Talk to us about an AEO diagnosis

FAQ

How concentrated is agent usage?

Of KanseiLink's 1,404 cumulative measured outcome reports, the top four services (Slack 113, SmartHR 92, Backlog 91, kintone 61) account for about 25%. Against a 225+ catalog, that is an extremely narrow concentration.

What is the "zero-report long tail"?

It is the set of services that have an MCP or API available but not a single measured agent outcome report. In project management, Linear (official MCP), Wrike and Jira (third-party MCP), and Jooto and monday.com (API only) all have zero reports.

What is the SmartHR paradox?

SmartHR is a frequently-used service with 92 reports, yet its success rate is only 39%. As the leader of Japan's HR SaaS market with few real alternatives, it keeps being used at a low success rate. Recognition pulls in usage but does not rescue the success rate.

Why does agent usage concentrate on a few?

The cold-start problem of discovery. Agents pick services by success rate and track-record data, so zero-report services are rarely chosen and never accumulate a record. Services with a record ride a "chosen, succeed, reported, ranking rises, chosen more" flywheel.

How can a zero-track-record service get onto the flywheel?

AEO is the starting point: (1) tune metadata so agents discover you via intent keywords, (2) publish auth, endpoints, and pitfalls as structured documentation to raise the first-attempt success rate, and (3) make error messages machine-readable and recoverable. Once the first few dozen successful reports accumulate, the flywheel starts to turn.
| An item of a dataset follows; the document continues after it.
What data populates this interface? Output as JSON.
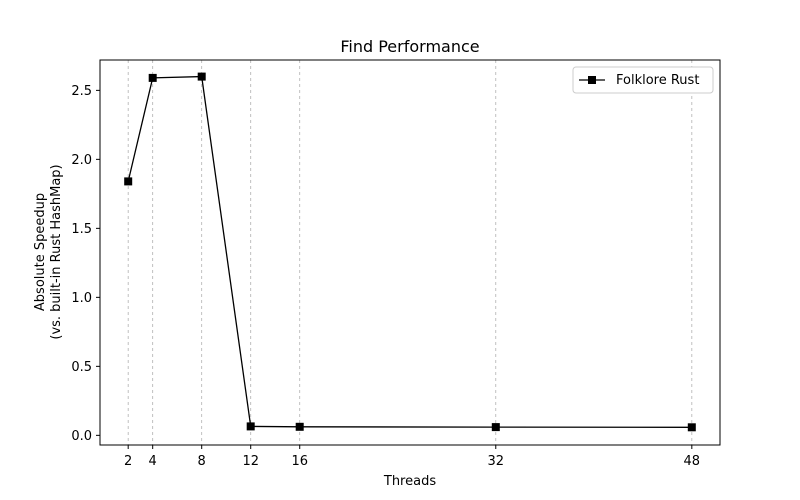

Data Disclosure & Disclaimer

The figures in this article aggregate measured agent outcome reports collected by KanseiLink (1,404 cumulative as of May 15, 2026). Per-service report counts, success rates, and MCP status are search_services and get_insights measured values: Slack MCP 113 / 91%, SmartHR 92 / 39%, Backlog MCP 91 / 90%, kintone MCP 61 / 79%, Asana MCP 3 / 67%, ClickUp 3 / 67%, LINE WORKS 5 / 20%, Redmine 2 / 50%, and Linear, Jira, Wrike, Jooto, monday.com at 0. "Top 4 services hold ~25% of all reports" (357 / 1,404) and "PM-category top 2 hold ~94%" (152 / 162) are tallies derived from these measured values. Report counts are a snapshot at the time of aggregation and change continuously with agent activity. The "cold-start problem" and "flywheel" are analytical interpretations of the observed concentration structure and do not guarantee future market dynamics. Verify the latest values via each get_insights.